IL NEMICO DEL POP

Hilton Kramer, uno dei più combattivi critici d’arte degli Usa, grande fustigatore delle neo avanguardie, è morto a Harpswell, nel Maine, all’età di 84 anni. Dotato di uno stile chiaro ma al vetriolo Kramer è stato per un decennio il critico d’arte del «New York Times», dove entrò nel 1965 per diventare poi caporedattore, e poi direttore della rivista «The New Criterion», da lui fondata nel 1982. Strenuo difensore del Modernismo, Kramer ha sparato a zero su tutte le tendenze artistiche nate nel secondo dopoguerra. Ha bollato la Pop Art di Andy Warhol e Roy Lichtenstein come «un grande disastro», l’Arte Concettuale come «un libro d’arte rottamato» e il Postmodernismo come «un modernismo con il ghigno, con una risatina, un modernismo senza fede». Ammiratore di Max Beckmann, Henri Matisse e Pierre Bonnard, Kramer ha «salvato» tra gli artisti contemporanei quasi solo Helen Frankenthaler.

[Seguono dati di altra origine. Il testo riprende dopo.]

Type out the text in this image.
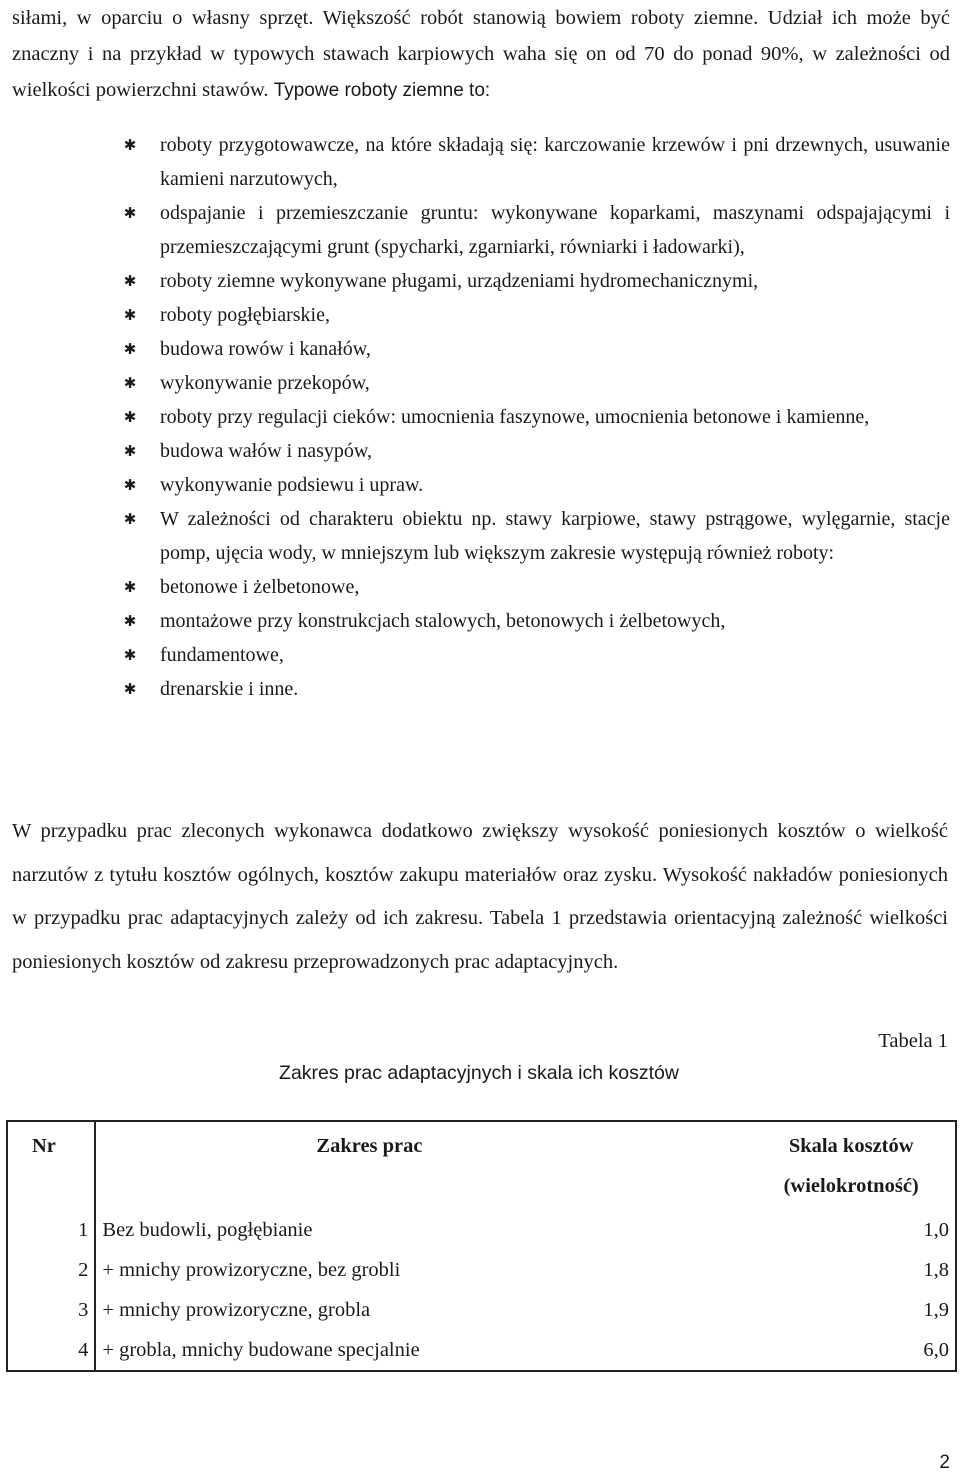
siłami, w oparciu o własny sprzęt. Większość robót stanowią bowiem roboty ziemne. Udział ich może być znaczny i na przykład w typowych stawach karpiowych waha się on od 70 do ponad 90%, w zależności od wielkości powierzchni stawów. Typowe roboty ziemne to:

✱ roboty przygotowawcze, na które składają się: karczowanie krzewów i pni drzewnych, usuwanie kamieni narzutowych,
✱ odspajanie i przemieszczanie gruntu: wykonywane koparkami, maszynami odspajającymi i przemieszczającymi grunt (spycharki, zgarniarki, równiarki i ładowarki),
✱ roboty ziemne wykonywane pługami, urządzeniami hydromechanicznymi,
✱ roboty pogłębiarskie,
✱ budowa rowów i kanałów,
✱ wykonywanie przekopów,
✱ roboty przy regulacji cieków: umocnienia faszynowe, umocnienia betonowe i kamienne,
✱ budowa wałów i nasypów,
✱ wykonywanie podsiewu i upraw.
✱ W zależności od charakteru obiektu np. stawy karpiowe, stawy pstrągowe, wylęgarnie, stacje pomp, ujęcia wody, w mniejszym lub większym zakresie występują również roboty:
✱ betonowe i żelbetonowe,
✱ montażowe przy konstrukcjach stalowych, betonowych i żelbetowych,
✱ fundamentowe,
✱ drenarskie i inne.

W przypadku prac zleconych wykonawca dodatkowo zwiększy wysokość poniesionych kosztów o wielkość narzutów z tytułu kosztów ogólnych, kosztów zakupu materiałów oraz zysku. Wysokość nakładów poniesionych w przypadku prac adaptacyjnych zależy od ich zakresu. Tabela 1 przedstawia orientacyjną zależność wielkości poniesionych kosztów od zakresu przeprowadzonych prac adaptacyjnych.

Tabela 1
Zakres prac adaptacyjnych i skala ich kosztów
Nr	Zakres prac	Skala kosztów
(wielokrotność)

1	Bez budowli, pogłębianie	1,0
2	+ mnichy prowizoryczne, bez grobli	1,8
3	+ mnichy prowizoryczne, grobla	1,9
4	+ grobla, mnichy budowane specjalnie	6,0
2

Restano invece memorabili le sue critiche a Roy Lichtenstein, definito «il più vacuo» dei pittori della Pop Art, e a Warhol che definiva «un simulacro trash». Kramer però trovò anche lui il suo fustigatore: Tom Wolfe, il padre del New journalism, lo bersaglio di critiche nel «Il successo nell’arte» del 1975.